Изменить размер шрифта - +

— В штаб армии сообщил?

— Конечно, только толку-то? Машина экспериментальная, нужны специалисты. Нужно ее сюда, в полк везти. Я распоряжение отдал, к вечеру подвезут.

— Понятно. А что за машина?

— Да ты ее видел пару месяцев назад, в Центре.

— Это Поликарпова которая?

— Она самая. Фактически та же, но доработанная, вот и хотел ее в боевых условиях испытать… испытал.

— Серьезно повреждена?

— В полевых условиях не починишь, хотя нужно с нашими инженерами пообщаться. Стриж Каплина не забрал?

— Генерал? Нет, не забирал.

— Тогда вообще проблем нет. Этот из велосипеда самолет сделает.

Покрышкин засмеялся:

— Он может! Ладно, поговорили и хватит, пошли, там уже столы, наверное, накрыты. О, слышишь? Сто процентов Микоян садится, пошли.

— Идем.

Слушая ночную жизнь полка — как раз взлетали звенья ночников, — я лежал на снопе скошенной травы и смотрел на усыпанное звёздами небо. Вот снова фронт, после стольких месяцев пребывания в тылу. Сдержал все-таки Хозяин слово.
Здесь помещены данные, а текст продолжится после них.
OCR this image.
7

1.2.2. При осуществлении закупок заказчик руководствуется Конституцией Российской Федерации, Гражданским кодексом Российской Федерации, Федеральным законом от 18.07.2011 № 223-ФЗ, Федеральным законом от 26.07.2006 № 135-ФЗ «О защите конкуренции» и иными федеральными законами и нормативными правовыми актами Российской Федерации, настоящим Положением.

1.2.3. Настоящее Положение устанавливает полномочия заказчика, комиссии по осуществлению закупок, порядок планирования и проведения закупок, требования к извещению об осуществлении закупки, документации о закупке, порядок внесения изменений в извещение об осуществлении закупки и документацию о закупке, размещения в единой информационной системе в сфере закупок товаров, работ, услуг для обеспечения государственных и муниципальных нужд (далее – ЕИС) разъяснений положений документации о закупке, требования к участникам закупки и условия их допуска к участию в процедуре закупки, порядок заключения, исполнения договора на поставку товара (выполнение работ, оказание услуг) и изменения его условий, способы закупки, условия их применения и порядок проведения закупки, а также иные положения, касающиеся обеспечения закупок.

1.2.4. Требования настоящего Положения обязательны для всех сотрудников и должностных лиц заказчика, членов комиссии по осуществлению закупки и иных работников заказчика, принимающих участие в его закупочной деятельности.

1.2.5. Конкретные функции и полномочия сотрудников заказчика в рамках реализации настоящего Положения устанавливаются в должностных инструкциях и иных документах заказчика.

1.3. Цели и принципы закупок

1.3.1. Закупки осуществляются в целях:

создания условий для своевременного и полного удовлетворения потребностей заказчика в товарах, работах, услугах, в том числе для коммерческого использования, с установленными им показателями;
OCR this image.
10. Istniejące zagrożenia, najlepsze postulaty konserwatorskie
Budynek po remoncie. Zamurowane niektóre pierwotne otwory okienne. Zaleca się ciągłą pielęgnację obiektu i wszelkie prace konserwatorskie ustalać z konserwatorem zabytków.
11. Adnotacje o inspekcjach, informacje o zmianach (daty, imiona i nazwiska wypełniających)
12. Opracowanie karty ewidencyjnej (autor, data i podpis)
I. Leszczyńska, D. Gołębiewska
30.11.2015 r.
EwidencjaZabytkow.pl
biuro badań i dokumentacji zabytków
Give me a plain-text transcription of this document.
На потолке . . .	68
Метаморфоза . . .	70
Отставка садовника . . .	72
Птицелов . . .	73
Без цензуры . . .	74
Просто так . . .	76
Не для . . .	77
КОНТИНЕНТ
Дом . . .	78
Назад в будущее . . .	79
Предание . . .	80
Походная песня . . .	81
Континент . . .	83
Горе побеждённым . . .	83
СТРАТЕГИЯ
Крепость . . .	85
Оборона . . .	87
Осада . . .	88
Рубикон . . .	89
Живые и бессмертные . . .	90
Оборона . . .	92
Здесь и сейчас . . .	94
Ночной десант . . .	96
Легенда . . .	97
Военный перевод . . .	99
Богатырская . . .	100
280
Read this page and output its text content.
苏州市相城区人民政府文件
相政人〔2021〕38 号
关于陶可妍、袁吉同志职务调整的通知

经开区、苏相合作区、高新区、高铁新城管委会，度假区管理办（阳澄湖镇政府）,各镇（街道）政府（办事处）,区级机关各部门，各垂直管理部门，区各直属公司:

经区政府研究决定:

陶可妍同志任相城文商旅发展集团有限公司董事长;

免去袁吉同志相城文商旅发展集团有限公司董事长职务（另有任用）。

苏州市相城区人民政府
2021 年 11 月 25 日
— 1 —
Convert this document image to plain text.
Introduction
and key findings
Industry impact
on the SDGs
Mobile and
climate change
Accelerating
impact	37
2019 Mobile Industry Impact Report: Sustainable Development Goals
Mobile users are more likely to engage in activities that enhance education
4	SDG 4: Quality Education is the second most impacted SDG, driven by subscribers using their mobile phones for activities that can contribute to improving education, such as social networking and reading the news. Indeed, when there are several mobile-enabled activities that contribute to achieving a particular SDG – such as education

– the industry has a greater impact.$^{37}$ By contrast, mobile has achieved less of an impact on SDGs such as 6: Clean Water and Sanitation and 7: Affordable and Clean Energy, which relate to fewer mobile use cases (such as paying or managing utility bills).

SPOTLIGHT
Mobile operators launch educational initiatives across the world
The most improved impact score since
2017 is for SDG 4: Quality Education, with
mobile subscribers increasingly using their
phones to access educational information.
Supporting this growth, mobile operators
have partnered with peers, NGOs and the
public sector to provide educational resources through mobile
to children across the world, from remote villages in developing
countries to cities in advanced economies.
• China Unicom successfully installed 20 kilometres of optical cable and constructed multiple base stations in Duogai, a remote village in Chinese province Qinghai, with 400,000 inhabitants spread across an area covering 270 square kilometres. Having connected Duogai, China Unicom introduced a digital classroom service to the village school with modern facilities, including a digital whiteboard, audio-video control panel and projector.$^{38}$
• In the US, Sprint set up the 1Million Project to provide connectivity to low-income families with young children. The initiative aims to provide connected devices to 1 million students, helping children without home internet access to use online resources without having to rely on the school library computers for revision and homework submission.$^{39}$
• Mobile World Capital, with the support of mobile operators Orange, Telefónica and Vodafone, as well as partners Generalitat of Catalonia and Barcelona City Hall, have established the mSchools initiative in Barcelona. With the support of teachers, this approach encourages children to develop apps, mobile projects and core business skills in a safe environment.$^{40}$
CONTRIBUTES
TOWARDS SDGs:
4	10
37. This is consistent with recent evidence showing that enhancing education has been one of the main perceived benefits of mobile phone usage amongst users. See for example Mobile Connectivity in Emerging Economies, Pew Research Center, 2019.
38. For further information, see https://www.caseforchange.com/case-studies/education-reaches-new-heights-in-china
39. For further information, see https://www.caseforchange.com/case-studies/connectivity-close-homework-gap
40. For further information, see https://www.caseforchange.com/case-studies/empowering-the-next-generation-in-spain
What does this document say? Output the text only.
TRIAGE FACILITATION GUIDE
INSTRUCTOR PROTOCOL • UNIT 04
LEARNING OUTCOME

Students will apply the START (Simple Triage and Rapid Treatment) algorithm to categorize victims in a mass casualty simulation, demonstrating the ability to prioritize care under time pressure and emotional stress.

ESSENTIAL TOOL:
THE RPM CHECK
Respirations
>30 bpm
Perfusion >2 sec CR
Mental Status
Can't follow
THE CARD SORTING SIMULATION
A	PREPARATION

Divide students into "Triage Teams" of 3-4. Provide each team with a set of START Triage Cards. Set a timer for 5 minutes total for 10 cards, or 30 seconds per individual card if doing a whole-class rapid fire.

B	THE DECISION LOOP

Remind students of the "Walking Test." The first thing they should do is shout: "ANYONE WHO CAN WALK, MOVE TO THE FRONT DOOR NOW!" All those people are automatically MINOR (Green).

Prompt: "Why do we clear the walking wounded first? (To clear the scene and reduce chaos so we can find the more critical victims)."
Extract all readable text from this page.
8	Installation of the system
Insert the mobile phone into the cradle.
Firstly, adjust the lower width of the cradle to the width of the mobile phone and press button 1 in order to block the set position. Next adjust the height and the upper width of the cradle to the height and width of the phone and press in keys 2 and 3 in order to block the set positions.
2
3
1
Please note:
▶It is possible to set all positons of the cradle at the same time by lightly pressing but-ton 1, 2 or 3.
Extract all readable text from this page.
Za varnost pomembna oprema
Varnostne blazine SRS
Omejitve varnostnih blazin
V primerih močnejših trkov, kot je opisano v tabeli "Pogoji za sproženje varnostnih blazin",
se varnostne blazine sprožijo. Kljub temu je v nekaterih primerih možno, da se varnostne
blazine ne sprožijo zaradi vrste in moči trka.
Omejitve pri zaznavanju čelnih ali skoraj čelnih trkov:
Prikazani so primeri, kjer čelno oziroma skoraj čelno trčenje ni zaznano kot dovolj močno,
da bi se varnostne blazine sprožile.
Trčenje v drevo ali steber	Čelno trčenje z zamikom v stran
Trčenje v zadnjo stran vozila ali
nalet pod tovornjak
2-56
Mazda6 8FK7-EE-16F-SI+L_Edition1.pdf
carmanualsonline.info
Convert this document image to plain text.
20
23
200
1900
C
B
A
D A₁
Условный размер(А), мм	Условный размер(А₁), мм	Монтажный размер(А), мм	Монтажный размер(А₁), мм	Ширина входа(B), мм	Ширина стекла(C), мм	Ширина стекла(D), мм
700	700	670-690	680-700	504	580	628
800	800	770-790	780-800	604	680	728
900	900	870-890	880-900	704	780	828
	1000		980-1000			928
Прикрыв глаза, я припомнил тот нелегкий разговор в Кремле, что произошел почти полтора года назад.

Сталин тогда каким-то чутьем почувствовал, что информация будет запредельная, поэтому, когда я скосил глаза на Берию, попросил того выйти. Даже причину нашел достаточно вескую.

— Слушаю, — хмуро сказал он, когда нарком вышел.

Задумавшись на несколько секунд, я стал рассказывать. Сперва бегло прошелся, кто и откуда, потом все, что привело меня в этот мир. Иосиф Виссарионович, молча смотря на меня, попыхивал трубкой и слушал, слушал. Всего рассказ затянулся на три часа, можно было и больше, но я помнил о церемонии, которая должна была скоро начаться.

— Такую версию ми даже не рассматривали. Ви, товарищ Суворов, точно уверены, что это не ваше прошлое? — с прорезавшимся кавказским акцентом спросил Сталин.

Я уже знал, что такое случается в моменты сильных волнений.

— Уверен в этом, товарищ Сталин. Я с ходу могу назвать два десятка несоответствий. Их, конечно, больше после моего вмешательства, но я отталкивался от тех, которые произошли до меня.

Дальше беседа не продолжалась, Сталину нужно было подумать, выбрать точку соприкосновения, определиться, как вести себя со мной. Поэтому я не удивился, когда зашедший по вызову хозяина кабинета Поскребышев вежливо попросил меня на выход.

Оружие мне не вернули, но хоть покормили в кремлевской столовой. Честно говоря, думал, там кормят просто отлично, но нет, обычный полдник, как везде. Выпендрежа, как в Госдуме в мое время, не было (приходилось мне там бывать, один из одноклассников был сыном депутата).

Награждение началось точно по секундам, ровно в семь. Я, как дважды Герой, сидел в первом ряду с невозмутимым лицом. Приходилось: фотографов много присутствовало, часто щелкали.

Честно говоря, у меня были мысли, что наградят третьей звездочкой, но реальность превзошла все ожидания. Несмотря на то что узнал, Сталин говорил спокойно, однако время от времени отчётливо прорезался акцент. Старые большевики и те, кто, вроде меня, знал об этой особенности Верховного, озадаченно закрутили головами.

Представленных к наградам было довольно много, я даже заметил пару знакомых лиц. И одним из них оказался капитан Покрышкин.

Меня вызвали первым.

После короткой речи Сталин лично приколол третью Звезду Героя, однако это оказалось не все.

— …по представлению политуправления Ставки, за большой вклад в культурное развитие страны приказом от двадцать восьмого марта тысяча девятьсот сорок второго года товарищ Суворов награждается автомашиной с дарственной табличкой. — Вождь вручил красную бархатную папку с дарственным представлением.